SNC-Lavalin’s ‘tanking’ shares meant Wilson-Raybould should have reconsidered cutting deal: Wernick
The “tanking” shares of SNC-Lavalin after the decision not to offer it a way to avoid criminal trial should have been grounds for former attorney general Jody Wilson-Raybould to reconsider cutting the company a deal, Canada’s top civil servant says.
In his second appearance before the House of Commons justice committee studying the SNC-Lavalin affair, Privy Council Clerk Michael Wernick was pressed by opposition members on why government officials kept pressuring Wilson-Raybould in fall 2018 to think of potential job losses at the company, despite her saying she had made up her mind not to offer a deferred prosecution agreement to help the firm escape criminal trial.
“I firmly believe there were new facts that emerged between September and December,” Wernick said following a question by NDP MP Charlie Angus about why officials continued what Wilson-Raybould described as a “consistent and sustained effort” to intervene in her decision, after she made it in September 2018.
When asked what those “new facts” were, Wernick pointed specifically to the Montreal engineering giant’s falling shares.
WATCH BELOW: Michael Wernick says he never told Wilson-Raybould SNC-Lavalin headquarters would move
“The new facts that emerged which I believed were public interest considerations were the tanking of the share price,” Wernick said, adding that “communications with the new premier of Quebec” also “changed the risk calculus around prosecution of the company.”
SNC-Lavalin’s shares fell 14 per cent on Oct. 10, 2018, the day it announced in a press release it would not be invited to enter into a deal, even though Wilson-Raybould testified the director of public prosecutions, Kathleen Roussel, told SNC-Lavalin on Sept. 4, 2018, that they would not get a deal.
That discrepancy has prompted a shareholder lawsuit against SNC-Lavalin.
But Wernick said those falling shares put the company at risk of a takeover and that the impacts of that should have been considered.
“My view is that the economic impacts of jobs … is a relevant public interest consideration,” he said.
The legislation establishing deferred prosecution agreements as a legal option states that governments “must not consider the national economic interest” in deciding whether to grant a deal to a company.
Wernick argued that “national economic interest” meant that the government could not effectively let a company off the hook to keep the country competitive over another country, not that domestic economic factors could not be considered.
WATCH BELOW: Michael Wernick on SNC-Lavalin case: ‘I made no threats’
A deferred prosecution agreement in Canada is a never-before-used tool, created last year by the Liberals to allow a company to admit wrongdoing and pay a fine, rather than face criminal prosecution.
In the case of SNC-Lavalin, the company is facing charges of corruption and fraud for its business activities in Libya.
If convicted, it would be barred from bidding on lucrative government contracts for a decade.

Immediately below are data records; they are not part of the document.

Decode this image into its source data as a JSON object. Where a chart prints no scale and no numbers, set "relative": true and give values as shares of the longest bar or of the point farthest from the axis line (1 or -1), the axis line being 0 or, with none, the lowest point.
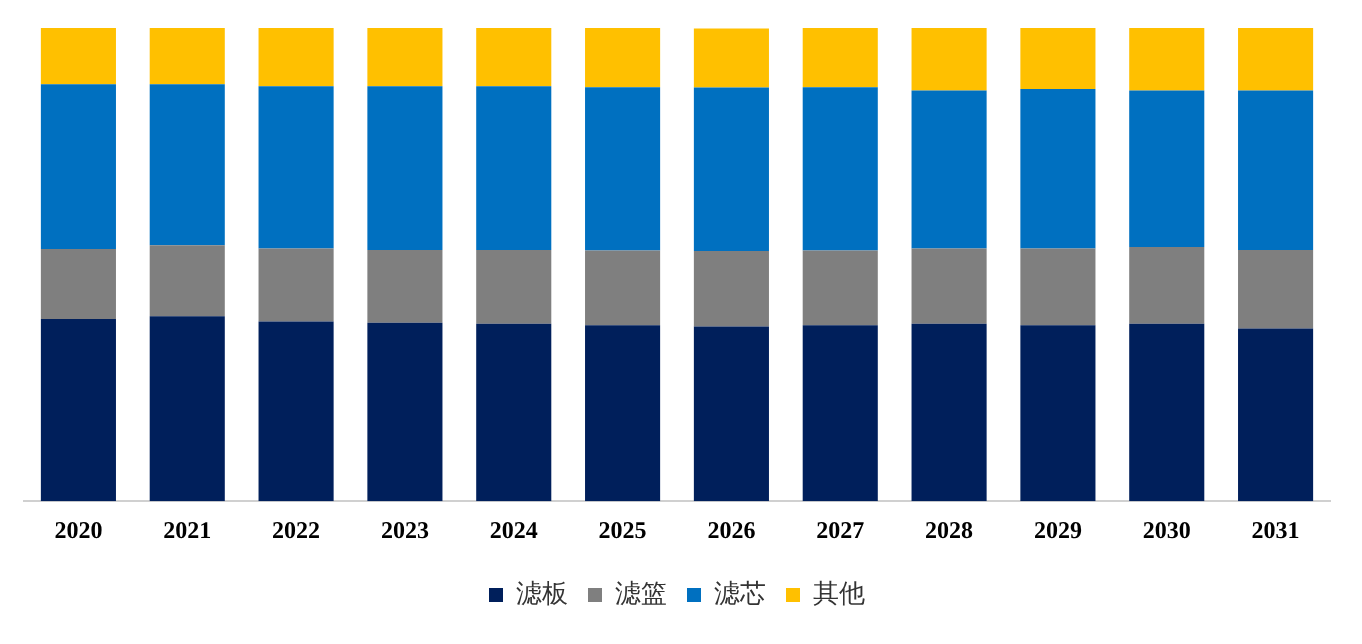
{
  "chart_data": {
    "type": "bar",
    "stacked": true,
    "relative": true,
    "legend": "bottom",
    "grid": false,
    "categories": [
      "2020",
      "2021",
      "2022",
      "2023",
      "2024",
      "2025",
      "2026",
      "2027",
      "2028",
      "2029",
      "2030",
      "2031"
    ],
    "series": [
      {
        "name": "滤板",
        "color": "#001f5b",
        "values": [
          0.385,
          0.391,
          0.38,
          0.377,
          0.375,
          0.372,
          0.369,
          0.372,
          0.375,
          0.372,
          0.375,
          0.365
        ]
      },
      {
        "name": "滤篮",
        "color": "#7f7f7f",
        "values": [
          0.148,
          0.15,
          0.154,
          0.154,
          0.156,
          0.158,
          0.16,
          0.158,
          0.159,
          0.162,
          0.162,
          0.166
        ]
      },
      {
        "name": "滤芯",
        "color": "#0070c0",
        "values": [
          0.348,
          0.34,
          0.343,
          0.346,
          0.346,
          0.345,
          0.345,
          0.345,
          0.334,
          0.337,
          0.331,
          0.337
        ]
      },
      {
        "name": "其他",
        "color": "#ffc000",
        "values": [
          0.119,
          0.119,
          0.123,
          0.123,
          0.123,
          0.125,
          0.125,
          0.125,
          0.132,
          0.129,
          0.132,
          0.132
        ]
      }
    ]
  }
}
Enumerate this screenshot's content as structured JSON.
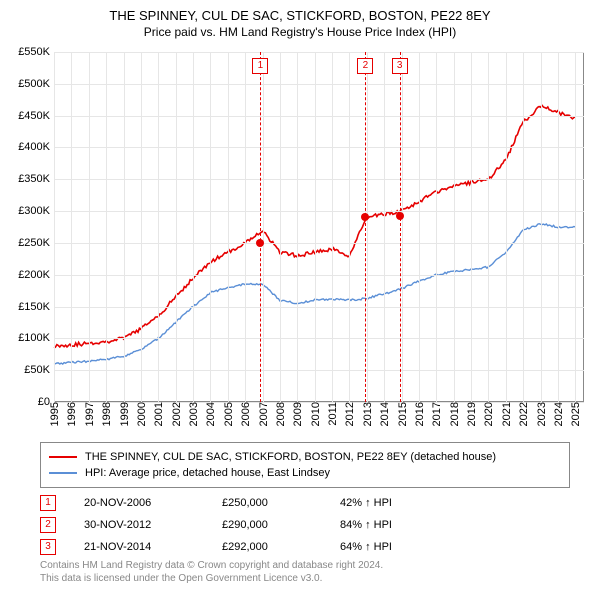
{
  "title": "THE SPINNEY, CUL DE SAC, STICKFORD, BOSTON, PE22 8EY",
  "subtitle": "Price paid vs. HM Land Registry's House Price Index (HPI)",
  "chart": {
    "type": "line",
    "background_color": "#ffffff",
    "grid_color": "#e6e6e6",
    "axis_color": "#888888",
    "xlim_years": [
      1995,
      2025.5
    ],
    "ylim": [
      0,
      550000
    ],
    "ytick_step": 50000,
    "yticks": [
      "£0",
      "£50K",
      "£100K",
      "£150K",
      "£200K",
      "£250K",
      "£300K",
      "£350K",
      "£400K",
      "£450K",
      "£500K",
      "£550K"
    ],
    "xticks": [
      "1995",
      "1996",
      "1997",
      "1998",
      "1999",
      "2000",
      "2001",
      "2002",
      "2003",
      "2004",
      "2005",
      "2006",
      "2007",
      "2008",
      "2009",
      "2010",
      "2011",
      "2012",
      "2013",
      "2014",
      "2015",
      "2016",
      "2017",
      "2018",
      "2019",
      "2020",
      "2021",
      "2022",
      "2023",
      "2024",
      "2025"
    ],
    "label_fontsize": 11,
    "series": [
      {
        "name": "property",
        "color": "#e60000",
        "width": 1.6,
        "label": "THE SPINNEY, CUL DE SAC, STICKFORD, BOSTON, PE22 8EY (detached house)",
        "points_yearly": [
          88,
          90,
          92,
          95,
          100,
          115,
          135,
          165,
          195,
          220,
          235,
          250,
          270,
          235,
          230,
          235,
          240,
          230,
          290,
          295,
          300,
          315,
          330,
          340,
          345,
          350,
          380,
          440,
          465,
          455,
          445
        ]
      },
      {
        "name": "hpi",
        "color": "#5b8fd6",
        "width": 1.4,
        "label": "HPI: Average price, detached house, East Lindsey",
        "points_yearly": [
          60,
          62,
          64,
          67,
          72,
          82,
          100,
          125,
          150,
          172,
          180,
          185,
          185,
          160,
          155,
          160,
          162,
          160,
          163,
          170,
          178,
          190,
          200,
          205,
          208,
          212,
          235,
          270,
          280,
          275,
          275
        ]
      }
    ],
    "events": [
      {
        "n": "1",
        "year": 2006.88,
        "value": 250000,
        "color": "#e60000",
        "date": "20-NOV-2006",
        "price": "£250,000",
        "delta": "42% ↑ HPI"
      },
      {
        "n": "2",
        "year": 2012.92,
        "value": 290000,
        "color": "#e60000",
        "date": "30-NOV-2012",
        "price": "£290,000",
        "delta": "84% ↑ HPI"
      },
      {
        "n": "3",
        "year": 2014.89,
        "value": 292000,
        "color": "#e60000",
        "date": "21-NOV-2014",
        "price": "£292,000",
        "delta": "64% ↑ HPI"
      }
    ]
  },
  "legend": {
    "row1_label": "THE SPINNEY, CUL DE SAC, STICKFORD, BOSTON, PE22 8EY (detached house)",
    "row2_label": "HPI: Average price, detached house, East Lindsey"
  },
  "footer": {
    "line1": "Contains HM Land Registry data © Crown copyright and database right 2024.",
    "line2": "This data is licensed under the Open Government Licence v3.0."
  }
}
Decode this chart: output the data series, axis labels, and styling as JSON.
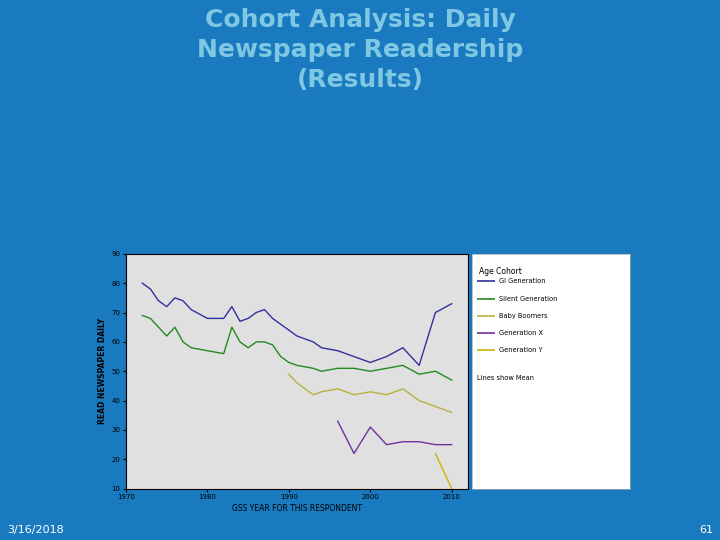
{
  "title": "Cohort Analysis: Daily\nNewspaper Readership\n(Results)",
  "title_color": "#7ec8e3",
  "bg_color": "#1a7abf",
  "slide_date": "3/16/2018",
  "slide_num": "61",
  "chart_bg": "#e0e0e0",
  "xlabel": "GSS YEAR FOR THIS RESPONDENT",
  "ylabel": "READ NEWSPAPER DAILY",
  "xlim": [
    1970,
    2012
  ],
  "ylim": [
    10,
    90
  ],
  "yticks": [
    10,
    20,
    30,
    40,
    50,
    60,
    70,
    80,
    90
  ],
  "xticks": [
    1970,
    1980,
    1990,
    2000,
    2010
  ],
  "legend_title": "Age Cohort",
  "legend_note": "Lines show Mean",
  "series": [
    {
      "label": "GI Generation",
      "color": "#3030a0",
      "x": [
        1972,
        1973,
        1974,
        1975,
        1976,
        1977,
        1978,
        1980,
        1982,
        1983,
        1984,
        1985,
        1986,
        1987,
        1988,
        1989,
        1990,
        1991,
        1993,
        1994,
        1996,
        1998,
        2000,
        2002,
        2004,
        2006,
        2008,
        2010
      ],
      "y": [
        80,
        78,
        74,
        72,
        75,
        74,
        71,
        68,
        68,
        72,
        67,
        68,
        70,
        71,
        68,
        66,
        64,
        62,
        60,
        58,
        57,
        55,
        53,
        55,
        58,
        52,
        70,
        73
      ]
    },
    {
      "label": "Silent Generation",
      "color": "#228B22",
      "x": [
        1972,
        1973,
        1974,
        1975,
        1976,
        1977,
        1978,
        1980,
        1982,
        1983,
        1984,
        1985,
        1986,
        1987,
        1988,
        1989,
        1990,
        1991,
        1993,
        1994,
        1996,
        1998,
        2000,
        2002,
        2004,
        2006,
        2008,
        2010
      ],
      "y": [
        69,
        68,
        65,
        62,
        65,
        60,
        58,
        57,
        56,
        65,
        60,
        58,
        60,
        60,
        59,
        55,
        53,
        52,
        51,
        50,
        51,
        51,
        50,
        51,
        52,
        49,
        50,
        47
      ]
    },
    {
      "label": "Baby Boomers",
      "color": "#b8b040",
      "x": [
        1990,
        1991,
        1993,
        1994,
        1996,
        1998,
        2000,
        2002,
        2004,
        2006,
        2008,
        2010
      ],
      "y": [
        49,
        46,
        42,
        43,
        44,
        42,
        43,
        42,
        44,
        40,
        38,
        36
      ]
    },
    {
      "label": "Generation X",
      "color": "#7030a0",
      "x": [
        1996,
        1998,
        2000,
        2002,
        2004,
        2006,
        2008,
        2010
      ],
      "y": [
        33,
        22,
        31,
        25,
        26,
        26,
        25,
        25
      ]
    },
    {
      "label": "Generation Y",
      "color": "#c8b400",
      "x": [
        2008,
        2010
      ],
      "y": [
        22,
        10
      ]
    }
  ]
}
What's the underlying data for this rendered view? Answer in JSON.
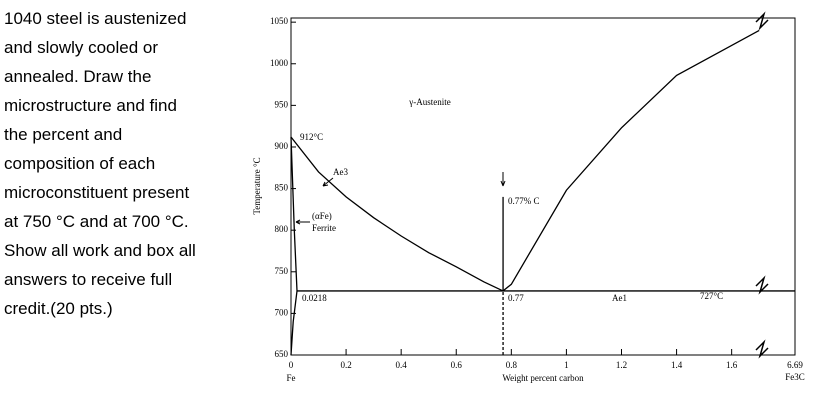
{
  "question": {
    "lines": [
      "1040 steel is austenized",
      "and slowly cooled or",
      "annealed. Draw the",
      "microstructure and find",
      "the percent and",
      "composition of each",
      "microconstituent present",
      "at 750 °C and at 700 °C.",
      "Show all work and box all",
      "answers to receive full",
      "credit.(20 pts.)"
    ]
  },
  "chart_data": {
    "type": "line",
    "xlabel": "Weight percent carbon",
    "ylabel": "Temperature °C",
    "xlim": [
      0,
      1.83
    ],
    "ylim": [
      650,
      1055
    ],
    "xticks": [
      0,
      0.2,
      0.4,
      0.6,
      0.8,
      1,
      1.2,
      1.4,
      1.6
    ],
    "yticks": [
      650,
      700,
      750,
      800,
      850,
      900,
      950,
      1000,
      1050
    ],
    "annotations": {
      "t912": "912°C",
      "austenite": "γ-Austenite",
      "ae3": "Ae3",
      "alpha": "(αFe)",
      "ferrite": "Ferrite",
      "c077": "0.77% C",
      "x0218": "0.0218",
      "x077": "0.77",
      "ae1": "Ae1",
      "t727": "727°C",
      "fe": "Fe",
      "fe3c": "Fe3C",
      "x669": "6.69"
    },
    "series": [
      {
        "color": "#000000",
        "x": [
          0,
          0.1,
          0.2,
          0.3,
          0.4,
          0.5,
          0.6,
          0.7,
          0.77
        ],
        "values": [
          912,
          870,
          840,
          815,
          793,
          773,
          756,
          738,
          727
        ]
      },
      {
        "color": "#000000",
        "x": [
          0.77,
          0.8,
          1,
          1.2,
          1.4,
          1.6,
          1.7
        ],
        "values": [
          727,
          735,
          848,
          923,
          986,
          1022,
          1040
        ]
      },
      {
        "color": "#000000",
        "x": [
          0,
          0.012,
          0.0218
        ],
        "values": [
          912,
          800,
          727
        ]
      },
      {
        "color": "#000000",
        "x": [
          0.0218,
          0.008,
          0
        ],
        "values": [
          727,
          690,
          650
        ]
      },
      {
        "color": "#000000",
        "x": [
          0.0218,
          1.83
        ],
        "values": [
          727,
          727
        ]
      },
      {
        "color": "#000000",
        "x": [
          0.77,
          0.77
        ],
        "values": [
          727,
          840
        ]
      },
      {
        "color": "#000000",
        "dash": true,
        "x": [
          0.77,
          0.77
        ],
        "values": [
          650,
          727
        ]
      }
    ]
  }
}
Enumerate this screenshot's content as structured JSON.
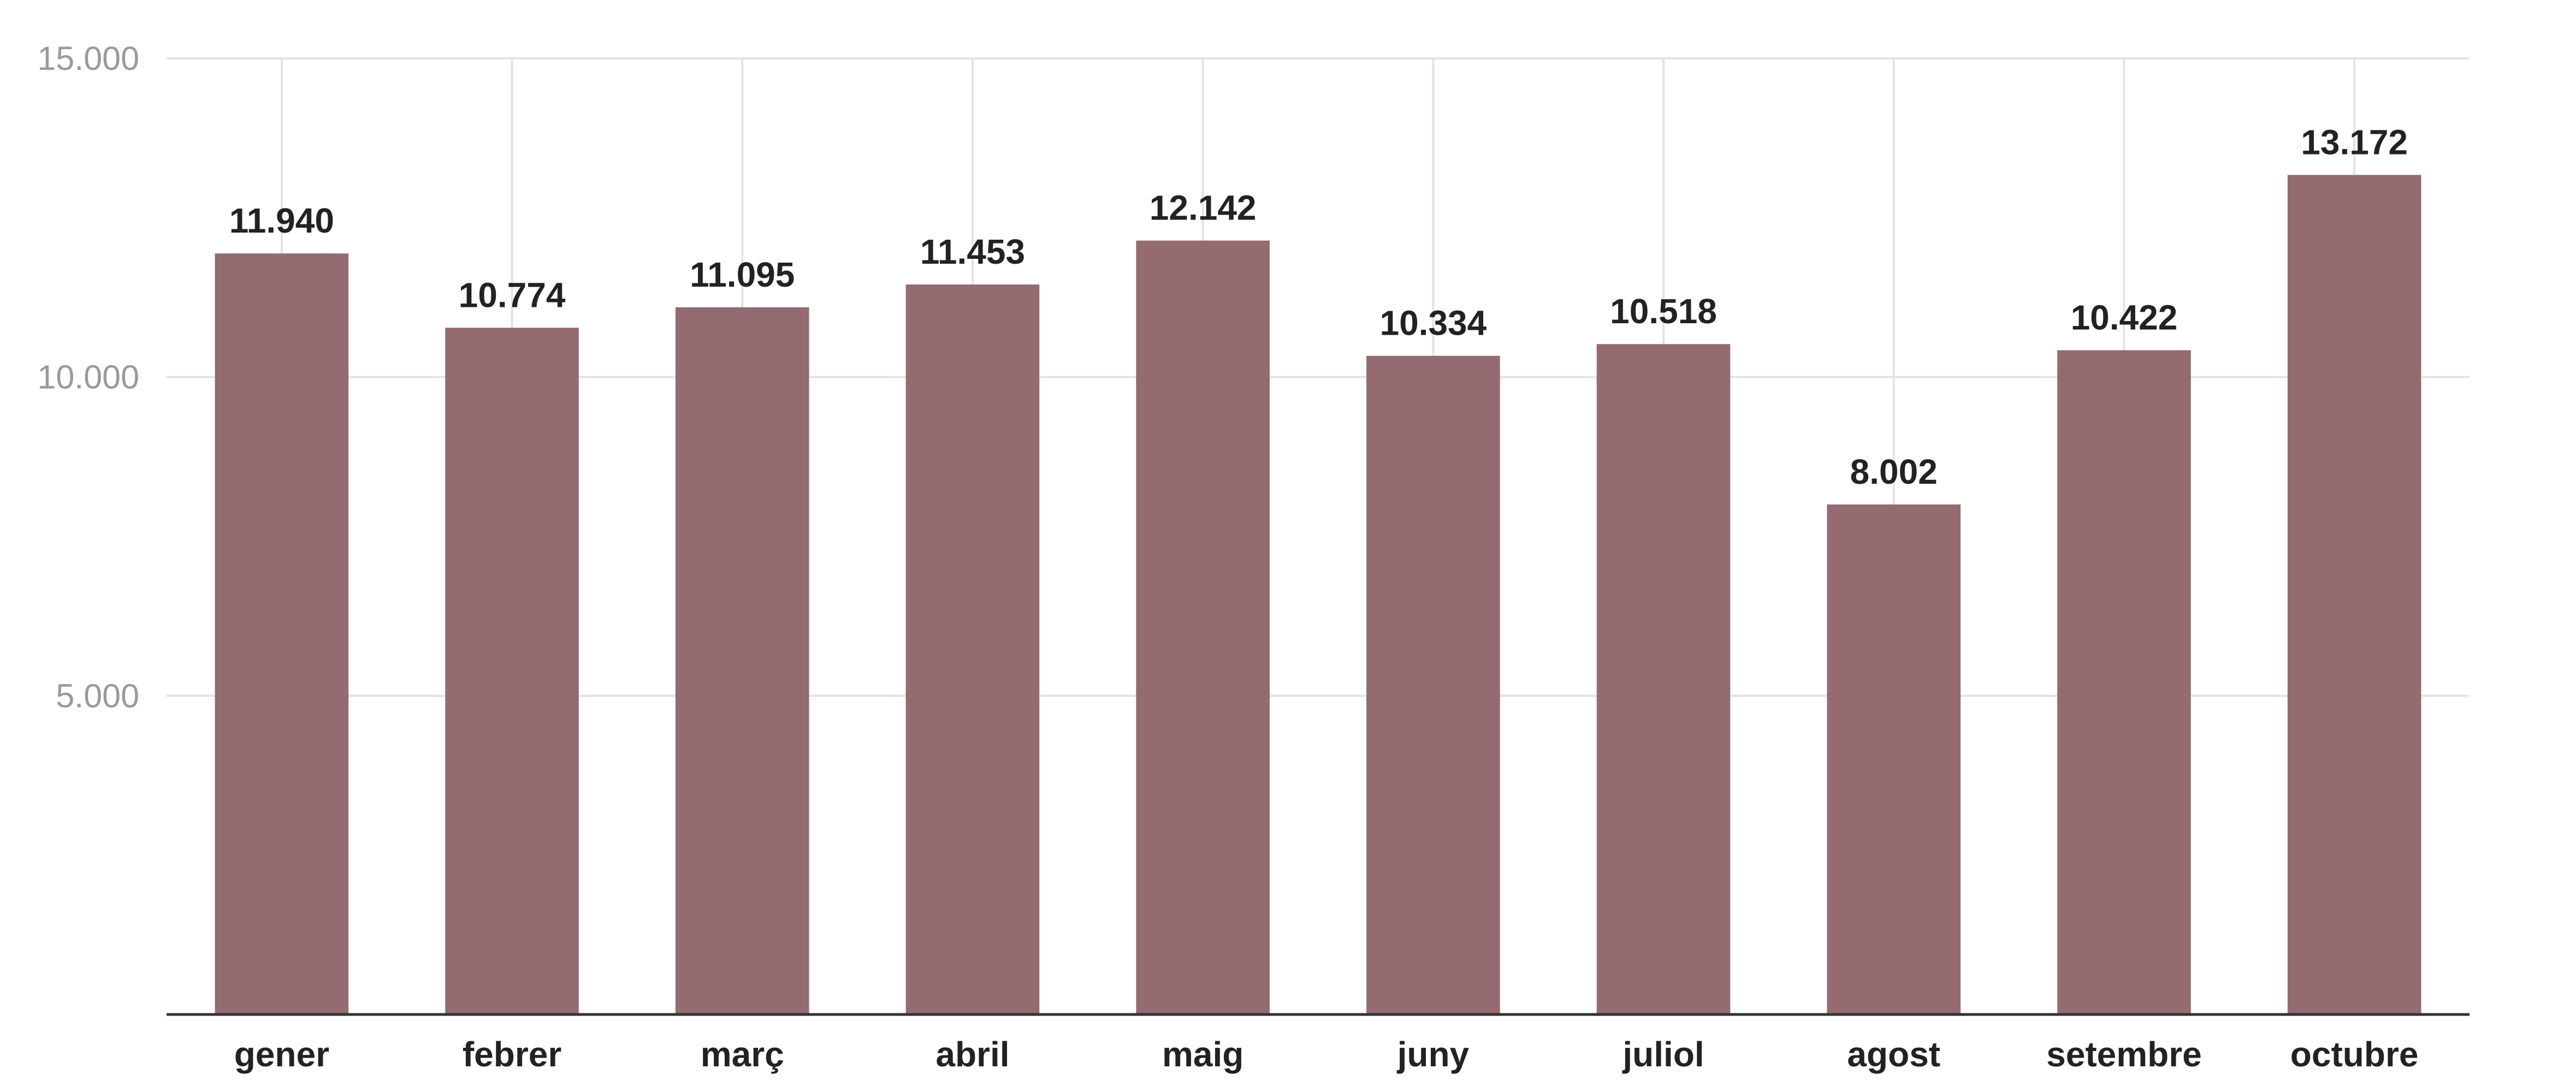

Prime Minister Justin Trudeau has changed his position over the past month from initially saying the report of pressure being applied by officials to Wilson-Raybould over the matter was “false,” to saying that officials have always acted to protect the 9,000 jobs that he suggested were at risk if the company were to be convicted and barred from bidding on public contracts.
That risk to jobs has become the central refrain by government members when questioned on the issue, without providing any proof directly linking potential layoffs with a decision not to offer a deferred prosecution agreement.
Wernick’s appearance before the committee Wednesday afternoon followed testimony by Gerald Butts, Trudeau’s former principal secretary, hours earlier in which Butts repeatedly stressed that as attorney general, Wilson-Raybould had been “obligated to bring fresh eyes to new evidence” in the matter.
He did not say what that “new evidence” was, but repeatedly referenced the 9,000 SNC-Lavalin jobs in Canada.
However, Butts told the committee he “could not recall” any particular instance in which he was presented with evidence that those jobs were actually in danger.
Wernick also faced repeated questioning over what kind of clear evidence he had to prove those 9,000 jobs were at risk.
While he noted the company “was and is at risk,” he did not direct committee members to any data indicating job risks were likely as a result.